Writer Norman Cousins said that life is an adventure in forgiveness. I think Fr. Lawrence Martin Jenco would agree.
In 1984, Fr. Jenco traveled to Beirut, dedicated to help the poorest of the poor. On January 8, 1985, he was kidnapped by Shiite Muslim extremists and held hostage for 564 days. He endured imprisonment, beatings, illness and heartbreaking periods of sorrow and loneliness. Several years after his release, he wrote a book (Bound to Forgive, Ave Maria Press, 1995) about his experiences in captivity and, more importantly, about the power of love and forgiveness.
Fr. Jenco tells about being taped like a mummy from his ankles to the top of his head each time he was transported from one place to another. He described being forced to breathe only from his nose as his mouth was stuffed with a cloth and taped shut.

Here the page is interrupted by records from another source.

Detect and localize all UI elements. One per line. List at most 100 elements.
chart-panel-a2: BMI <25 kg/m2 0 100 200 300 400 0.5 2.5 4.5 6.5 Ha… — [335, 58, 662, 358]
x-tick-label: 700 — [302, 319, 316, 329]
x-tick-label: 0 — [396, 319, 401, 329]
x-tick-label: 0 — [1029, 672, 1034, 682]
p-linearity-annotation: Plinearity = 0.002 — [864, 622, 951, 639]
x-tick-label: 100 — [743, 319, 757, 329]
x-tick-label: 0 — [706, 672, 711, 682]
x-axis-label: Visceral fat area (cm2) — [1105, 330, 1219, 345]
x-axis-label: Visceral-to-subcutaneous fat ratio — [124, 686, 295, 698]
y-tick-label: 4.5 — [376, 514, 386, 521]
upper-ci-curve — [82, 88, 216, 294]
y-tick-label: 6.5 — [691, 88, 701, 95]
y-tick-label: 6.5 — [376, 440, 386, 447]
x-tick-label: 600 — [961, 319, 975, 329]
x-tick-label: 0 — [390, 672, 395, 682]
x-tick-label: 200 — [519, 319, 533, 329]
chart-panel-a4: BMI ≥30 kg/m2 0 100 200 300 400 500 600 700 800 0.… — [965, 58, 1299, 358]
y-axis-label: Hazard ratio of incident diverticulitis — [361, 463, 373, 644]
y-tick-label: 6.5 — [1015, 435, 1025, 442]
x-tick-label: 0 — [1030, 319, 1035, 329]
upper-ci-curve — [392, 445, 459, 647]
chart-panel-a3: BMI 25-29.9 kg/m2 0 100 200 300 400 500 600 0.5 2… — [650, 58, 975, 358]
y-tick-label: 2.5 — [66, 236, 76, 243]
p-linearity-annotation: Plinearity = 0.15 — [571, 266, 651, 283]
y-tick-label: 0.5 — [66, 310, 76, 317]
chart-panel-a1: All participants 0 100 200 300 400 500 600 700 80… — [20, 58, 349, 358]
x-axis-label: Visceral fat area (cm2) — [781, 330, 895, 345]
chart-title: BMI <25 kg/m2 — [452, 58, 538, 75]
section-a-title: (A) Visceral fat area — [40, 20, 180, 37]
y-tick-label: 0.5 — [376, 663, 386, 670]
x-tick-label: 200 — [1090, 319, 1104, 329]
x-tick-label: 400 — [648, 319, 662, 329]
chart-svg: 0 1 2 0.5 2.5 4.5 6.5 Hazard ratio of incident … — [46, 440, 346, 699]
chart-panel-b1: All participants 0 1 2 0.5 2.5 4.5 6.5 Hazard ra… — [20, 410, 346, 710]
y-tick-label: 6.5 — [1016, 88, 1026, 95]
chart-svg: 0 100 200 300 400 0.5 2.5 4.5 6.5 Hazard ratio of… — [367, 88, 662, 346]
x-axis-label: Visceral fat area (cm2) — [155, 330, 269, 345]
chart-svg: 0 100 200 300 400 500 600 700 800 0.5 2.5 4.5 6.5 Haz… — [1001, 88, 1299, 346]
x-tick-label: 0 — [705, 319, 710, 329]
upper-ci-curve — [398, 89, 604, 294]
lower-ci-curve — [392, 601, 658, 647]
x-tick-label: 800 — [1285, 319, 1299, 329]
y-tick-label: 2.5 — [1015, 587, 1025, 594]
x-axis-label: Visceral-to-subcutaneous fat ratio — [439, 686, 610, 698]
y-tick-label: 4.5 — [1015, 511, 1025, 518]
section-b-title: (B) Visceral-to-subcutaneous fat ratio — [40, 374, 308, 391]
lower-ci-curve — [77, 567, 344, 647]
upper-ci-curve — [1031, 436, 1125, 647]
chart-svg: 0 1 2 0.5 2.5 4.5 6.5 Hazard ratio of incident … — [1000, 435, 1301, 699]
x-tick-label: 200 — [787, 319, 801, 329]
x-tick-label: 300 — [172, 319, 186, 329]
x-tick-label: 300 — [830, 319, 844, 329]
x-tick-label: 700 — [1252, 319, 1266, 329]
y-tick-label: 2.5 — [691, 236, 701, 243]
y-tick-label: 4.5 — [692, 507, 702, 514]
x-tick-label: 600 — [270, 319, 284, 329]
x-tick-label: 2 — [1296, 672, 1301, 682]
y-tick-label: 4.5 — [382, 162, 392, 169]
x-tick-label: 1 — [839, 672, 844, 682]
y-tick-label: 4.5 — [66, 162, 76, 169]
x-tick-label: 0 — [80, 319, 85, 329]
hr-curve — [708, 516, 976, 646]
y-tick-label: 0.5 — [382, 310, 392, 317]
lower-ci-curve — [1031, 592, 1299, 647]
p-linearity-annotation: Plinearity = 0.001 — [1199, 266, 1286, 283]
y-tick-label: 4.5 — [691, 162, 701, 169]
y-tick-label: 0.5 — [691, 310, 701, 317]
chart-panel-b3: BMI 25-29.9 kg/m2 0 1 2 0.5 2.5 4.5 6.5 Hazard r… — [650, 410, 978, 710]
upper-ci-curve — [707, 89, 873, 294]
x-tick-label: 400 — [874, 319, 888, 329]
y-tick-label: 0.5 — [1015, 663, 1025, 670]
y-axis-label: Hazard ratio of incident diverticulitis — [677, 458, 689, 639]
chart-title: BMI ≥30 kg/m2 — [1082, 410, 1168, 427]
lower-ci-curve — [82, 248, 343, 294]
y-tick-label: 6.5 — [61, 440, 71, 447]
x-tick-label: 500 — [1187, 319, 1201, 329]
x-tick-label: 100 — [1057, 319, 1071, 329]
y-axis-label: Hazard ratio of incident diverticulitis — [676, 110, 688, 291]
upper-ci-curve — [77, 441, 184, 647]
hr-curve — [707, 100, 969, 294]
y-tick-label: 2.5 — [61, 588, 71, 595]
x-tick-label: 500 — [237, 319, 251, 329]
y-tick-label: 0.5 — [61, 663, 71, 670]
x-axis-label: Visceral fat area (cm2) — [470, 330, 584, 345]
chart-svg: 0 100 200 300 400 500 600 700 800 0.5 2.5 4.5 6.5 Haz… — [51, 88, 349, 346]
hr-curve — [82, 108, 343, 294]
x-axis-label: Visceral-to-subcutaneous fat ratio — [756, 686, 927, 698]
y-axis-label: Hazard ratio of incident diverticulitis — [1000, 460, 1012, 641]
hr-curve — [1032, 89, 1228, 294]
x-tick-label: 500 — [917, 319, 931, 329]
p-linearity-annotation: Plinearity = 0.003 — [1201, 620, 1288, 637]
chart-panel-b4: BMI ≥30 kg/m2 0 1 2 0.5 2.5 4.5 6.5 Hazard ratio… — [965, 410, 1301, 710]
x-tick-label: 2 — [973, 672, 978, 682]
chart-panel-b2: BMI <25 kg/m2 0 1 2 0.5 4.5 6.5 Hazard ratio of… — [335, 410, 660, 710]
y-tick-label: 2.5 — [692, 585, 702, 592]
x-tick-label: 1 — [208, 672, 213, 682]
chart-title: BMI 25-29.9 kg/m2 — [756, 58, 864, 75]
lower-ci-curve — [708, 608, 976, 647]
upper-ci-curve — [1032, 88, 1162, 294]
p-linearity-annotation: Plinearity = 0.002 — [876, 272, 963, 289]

He tells of times when his captors said they were going to kill him and he waited for the bullet to go through his head. Other times he was dressed up and told he was going home, only to have his spirits dashed when he was later informed they were teasing.
He remembers being chained hand and foot, donning a plastic bag on his head, and left in a two-foot by six-foot closet. And he remembers his stench when he was denied washing for over four months.
He was later asked what lesson those of us who haven't been in such a position can learn from his experience and apply to our daily living. He said, "Just look at the madness that goes on in the world today. We lug our hates and our bigotry and prejudices from generation to generation and we pass [them] on.... We [must] stop and look at each other and say, 'I am so sorry for the hurt I caused you. I ask your forgiveness.' And then [we must] extend forgiveness and... receive forgiveness. Somewhere along the line we are going to have to do that. We're all bound to forgive."
Fr. Jenco has forgiven and can attest to the power of forgiveness. And though our hurt may not be the same as his, it is no less real. We, too, are "bound" to forgive. For when we covenant with life to earnestly forgive whatever hurts come our way, we see amazing results. We find inner peace and, often, improved physical health as well. As Dr. O. A. Battista says, "One of the most lasting pleasures you can experience is the feeling that comes over you when you genuinely forgive an enemy -- whether he knows it or not."
I've come to realize that genuine forgiveness is crucial if any of us will find peace. Whether or not it restores a broken relationship, it sets our own hearts free. Those who will be bound by the promise to sincerely forgive, will be freed from the bonds of the past. Those are Fr. Jenco's words: "We're all bound to forgive." And those who are bound to forgive are bound to be happy.